13 Oct 2009

"Higher education is an overlooked way of fighting poverty“ The Firth EDCTP (European and Developing Countries Clinical Trials Partnership) Forum took place in Arusha, Tanzania, on October 12-14. During the Forum the Swedish Ambassador to Tanzania Mr Staffan Herrström gave a speech on “Higher education and capacity development as means to fight poverty and poverty related diseases”. Key elements of the speech was hightlighted in the following press release.

- Enrolment rates for higher education in Sub-Saharan Africa are by far the lowest in the world. Currently, the gross enrolment ratio in the region stands at only 5 per cent. Moreover, gender disparities have traditionally been wide - and they remain wide. Young people are being deprived of the possibility to enrich their lives. Countries are losing out and wasting human capital. This is a drawback in the fight against poverty. By training physicians and other health workers, it can improve a nation’s health raising productivity at work. In the context of this EDCT-meeting - it is the way that enables the conduct of clinical trials in poverty-related diseases. Education is not a way to escape poverty – it’s a way of fighting it, said Mr Staffan Herrström, Ambassador of Sweden to Tanzania.

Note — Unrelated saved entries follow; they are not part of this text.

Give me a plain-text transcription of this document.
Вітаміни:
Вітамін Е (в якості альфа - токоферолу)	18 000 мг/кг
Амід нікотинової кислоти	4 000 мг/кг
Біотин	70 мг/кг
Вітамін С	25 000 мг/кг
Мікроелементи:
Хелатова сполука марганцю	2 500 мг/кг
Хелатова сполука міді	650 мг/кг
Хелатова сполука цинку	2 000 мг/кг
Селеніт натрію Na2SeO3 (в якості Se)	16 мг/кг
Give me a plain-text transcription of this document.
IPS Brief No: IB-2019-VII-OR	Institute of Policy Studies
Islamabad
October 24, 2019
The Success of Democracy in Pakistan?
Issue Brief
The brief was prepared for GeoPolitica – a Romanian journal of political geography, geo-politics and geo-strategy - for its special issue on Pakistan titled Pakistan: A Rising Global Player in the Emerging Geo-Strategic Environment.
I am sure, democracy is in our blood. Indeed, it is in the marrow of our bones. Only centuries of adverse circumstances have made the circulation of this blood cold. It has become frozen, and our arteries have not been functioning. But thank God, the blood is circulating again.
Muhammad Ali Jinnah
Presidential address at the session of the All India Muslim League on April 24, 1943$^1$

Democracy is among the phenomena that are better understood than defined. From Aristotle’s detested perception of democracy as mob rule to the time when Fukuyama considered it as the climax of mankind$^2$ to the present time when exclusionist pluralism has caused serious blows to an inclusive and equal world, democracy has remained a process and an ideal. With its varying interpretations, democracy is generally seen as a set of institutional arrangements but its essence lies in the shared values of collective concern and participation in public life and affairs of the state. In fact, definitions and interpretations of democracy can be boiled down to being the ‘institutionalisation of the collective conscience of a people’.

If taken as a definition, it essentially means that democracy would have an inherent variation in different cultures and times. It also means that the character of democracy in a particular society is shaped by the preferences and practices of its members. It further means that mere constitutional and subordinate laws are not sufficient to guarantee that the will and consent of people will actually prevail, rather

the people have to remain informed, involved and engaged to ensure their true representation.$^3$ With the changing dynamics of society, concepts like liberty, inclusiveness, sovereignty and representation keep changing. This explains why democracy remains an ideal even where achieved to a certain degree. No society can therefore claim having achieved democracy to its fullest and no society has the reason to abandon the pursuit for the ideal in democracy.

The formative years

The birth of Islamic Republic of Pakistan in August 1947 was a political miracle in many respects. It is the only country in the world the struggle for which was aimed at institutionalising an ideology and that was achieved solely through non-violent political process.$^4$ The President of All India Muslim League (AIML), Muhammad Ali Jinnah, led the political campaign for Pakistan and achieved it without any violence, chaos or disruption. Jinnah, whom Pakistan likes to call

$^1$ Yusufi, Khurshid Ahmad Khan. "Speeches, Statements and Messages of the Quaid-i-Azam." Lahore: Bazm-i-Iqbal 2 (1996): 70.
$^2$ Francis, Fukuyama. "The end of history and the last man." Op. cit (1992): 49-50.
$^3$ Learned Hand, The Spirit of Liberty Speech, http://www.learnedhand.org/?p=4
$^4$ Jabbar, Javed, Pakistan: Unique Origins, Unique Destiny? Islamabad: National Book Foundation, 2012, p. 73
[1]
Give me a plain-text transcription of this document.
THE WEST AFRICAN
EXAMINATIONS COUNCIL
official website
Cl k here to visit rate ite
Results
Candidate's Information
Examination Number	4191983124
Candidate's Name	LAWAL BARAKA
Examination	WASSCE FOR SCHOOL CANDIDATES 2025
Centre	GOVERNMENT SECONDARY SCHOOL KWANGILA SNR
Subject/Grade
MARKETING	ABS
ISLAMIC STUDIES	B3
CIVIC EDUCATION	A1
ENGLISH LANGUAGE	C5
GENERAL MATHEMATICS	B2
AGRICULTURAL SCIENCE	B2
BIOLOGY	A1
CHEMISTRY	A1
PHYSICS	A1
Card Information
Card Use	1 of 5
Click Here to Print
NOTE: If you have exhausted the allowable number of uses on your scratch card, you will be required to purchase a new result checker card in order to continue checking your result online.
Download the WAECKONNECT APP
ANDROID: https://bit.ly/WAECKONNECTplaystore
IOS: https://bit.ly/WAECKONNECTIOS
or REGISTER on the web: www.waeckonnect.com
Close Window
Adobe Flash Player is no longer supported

- I want to give special emphasis to one perspective too often lacking when discussing development in broader terms: gender equality – or formulated in another way: unlocking the potential inherent in women and girls. Many more of us men should much more often and much more energetically speak out on this. Why must at least one third of all women experience violence? Why must we over and over again see women and girls discriminated in all possible contexts? Politics, inheritance, land rights, marriage age? Why must married women in Africa be the group with the highest risk of becoming HIV-infected? Why must young girls over and over again become victims of sexual abuse by adults whom they should have reason to trust? Why cannot the right of girls and women to say no to sex be respected by boys and men? Higher education creates the potential, but governments and private actors must seize the opportunities. And women must be empowered, said Ambassador Staffan Herrström.